Language Reference
This is the complete reference for the mimas language, version 0.1.0. It describes the syntax and semantics of the language itself — the parts you write in a .mim file. Extending mimas from Rust is covered separately in Extension with Rust.
mimas is a statically typed, embeddable scripting language for Rust. It borrows much of Rust’s syntax and ergonomics and reshapes the rest to deliver what a scripting layer is good for: fast iteration, quick compile times, and runtime flexibility.
enum Shape {
Circle(float),
Rect(float, float),
}
fn area(s: Shape) -> float {
match s {
Shape::Circle(r) => 3.14159 * r * r,
Shape::Rect(w, h) => w * h,
}
}
let shapes = [Shape::Circle(2.0), Shape::Rect(3.0, 4.0)];
let total = for s in shapes collect area(s);
print(f"areas: {total}"); // areas: [12.56636, 12]

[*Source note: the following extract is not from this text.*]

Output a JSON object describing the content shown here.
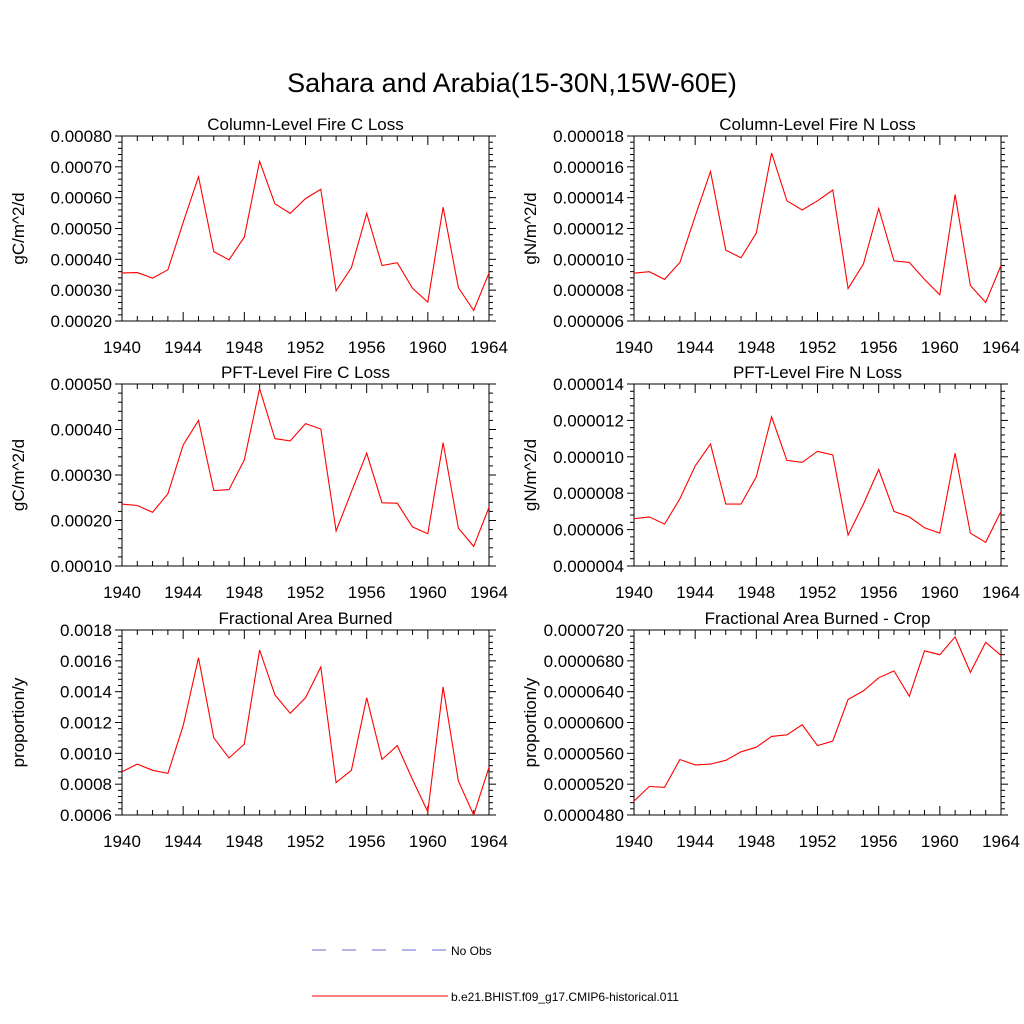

How to read this reference
Each page introduces one concept with short, runnable examples. Every snippet here is real mimas; you can drop one into a file and run it:
mimas example.mim
A few conventions used throughout:
- We annotate types liberally (
let a: int = 0) to make each example’s behavior explicit. In practice mimas infers most of them — you only need annotations on function signatures and type declarations. See Variables. - A
// ->comment shows what an expression evaluates to or whatprintoutputs. - A
// compile error: …comment marks code that is intentionally rejected, with the reason the compiler gives.